Selâhaddin Çakırgil

Selâhaddin Çakırgil

Filistin’den yükselen sessiz çığlık...

İsrail isimli sionist haydutlar çetesi, Amerikan emperyalizminin Tel-Aviv’deki elçiliğini 1967’de bütünüyle sionist güçlerin eline düşen ve işgaline giren Kudüs’e taşımasını protesto eden silahsız onbinlerce Müslümanın üzerine, Gazze’de ve Batı Şeria’da bir kez daha ölüm yağdırdı, 14 Mayıs günü.. 60’dan fazla şehîd, 3 binden fazla yaralı.. (Beyt-ul’Mukaddes, /Jerusalem/ Kutlu Barış Yurdu) diye anılan Kudüs, bugün üzerine kin ve gayzlarını bombalarla, füzelerle kusan emperial ve sionist güçlerin hışmı altında.. 

*** 

Bu sionist kan içicilik karşısında, özellikle arap dünyasından, son zamanlara kadar, hiç değilse ateşli nutuklar çekiliyordu; Filistin diyarının sionist İsrail güçlerince işgal ve gaspı üzerine.. 

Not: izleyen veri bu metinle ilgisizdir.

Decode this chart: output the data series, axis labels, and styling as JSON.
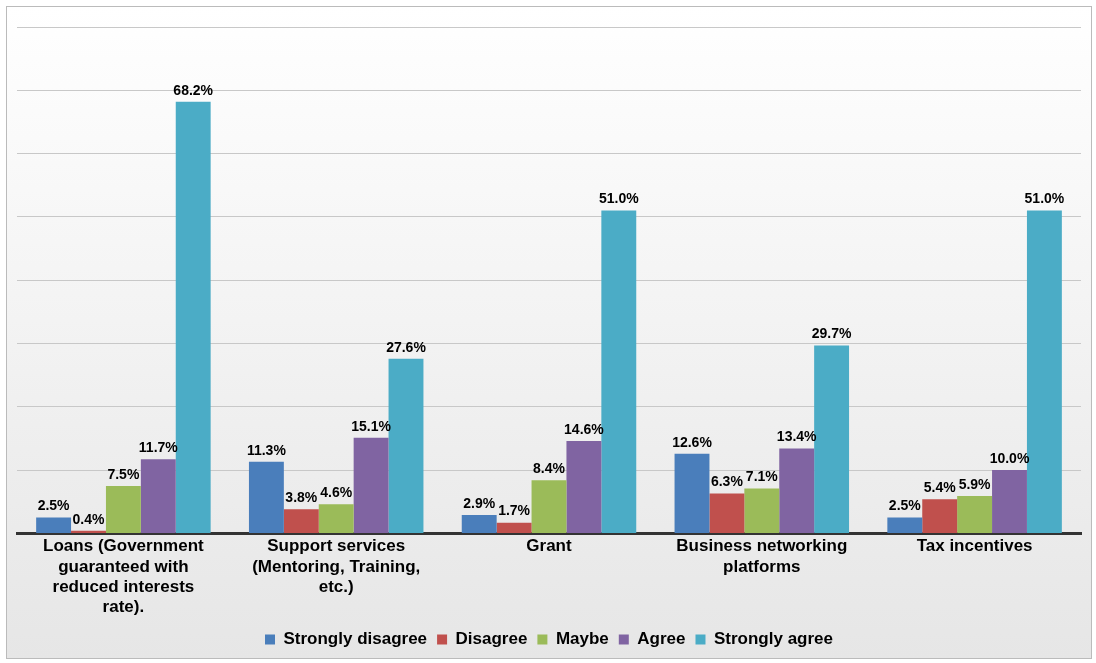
{
  "chart_data": {
    "type": "bar",
    "categories": [
      "Loans (Government guaranteed with reduced interests rate).",
      "Support services (Mentoring, Training, etc.)",
      "Grant",
      "Business networking platforms",
      "Tax incentives"
    ],
    "series": [
      {
        "name": "Strongly disagree",
        "color": "#4a7ebb",
        "values": [
          2.5,
          11.3,
          2.9,
          12.6,
          2.5
        ],
        "value_labels": [
          "2.5%",
          "11.3%",
          "2.9%",
          "12.6%",
          "2.5%"
        ]
      },
      {
        "name": "Disagree",
        "color": "#c0504d",
        "values": [
          0.4,
          3.8,
          1.7,
          6.3,
          5.4
        ],
        "value_labels": [
          "0.4%",
          "3.8%",
          "1.7%",
          "6.3%",
          "5.4%"
        ]
      },
      {
        "name": "Maybe",
        "color": "#9bbb59",
        "values": [
          7.5,
          4.6,
          8.4,
          7.1,
          5.9
        ],
        "value_labels": [
          "7.5%",
          "4.6%",
          "8.4%",
          "7.1%",
          "5.9%"
        ]
      },
      {
        "name": "Agree",
        "color": "#8064a2",
        "values": [
          11.7,
          15.1,
          14.6,
          13.4,
          10.0
        ],
        "value_labels": [
          "11.7%",
          "15.1%",
          "14.6%",
          "13.4%",
          "10.0%"
        ]
      },
      {
        "name": "Strongly agree",
        "color": "#4bacc6",
        "values": [
          68.2,
          27.6,
          51.0,
          29.7,
          51.0
        ],
        "value_labels": [
          "68.2%",
          "27.6%",
          "51.0%",
          "29.7%",
          "51.0%"
        ]
      }
    ],
    "ylim": [
      0,
      80
    ],
    "yticks": [
      0,
      10,
      20,
      30,
      40,
      50,
      60,
      70,
      80
    ],
    "tick_labels": "x",
    "grid": "y",
    "legend": "bottom"
  }
}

Şimdi artık, o ateşli nutuklar da yükselmiyor. 

100 yıl öncelerden beri, emperial güçlerin kuklaları olarak ortaya çıkmış olan bu rejimlerden bir şey beklemek abesin abesi.. Ama Filistinli Müslümanların mâruz kaldığı zulmün sessiz çığlıkkları dünya Müslümanlarının bulunduğu her noktaya doğru dalga dalga ilerliyor. Ve o kukla rejimlerin pençesindeki arap halkları da dahil, bugün, dünya Müslümanları, yarınlarda verilecek çetin mücadelelere hazır olmanın daha bir derinlemesine şuûrlanma sürecindeler.. 

Müslüman halklar şimdi daha bir deriiin idrakle anlıyorlar ki, sionist İsrail rejimi ile mücadelede en büyük engel, başlarındaki kukla rejimlerdir ve bu kukla rejimler, Müslüman halkların haklı mücadeleleri önündeki bir ‘dalgakıran’ rolü görmektedirler. 

Ama, bu da, inşaallah hayırlı bir gelişmedir. Çünkü, o ateşli nutuklar hitabet san’atını sergilemekten ve halkı boş umutlarla oyalamaktan başka bir işe yaramıyordu ve de her birisi direkt veya dolaylı olarak sionist rejimin ve onun hâmisi Amerikan emperyalizminin hışmını üzerine çekmek istemeyen yığınla arap rejimlerinin müsaade ettiği sınırlar içinde dile getiriliyordu.. 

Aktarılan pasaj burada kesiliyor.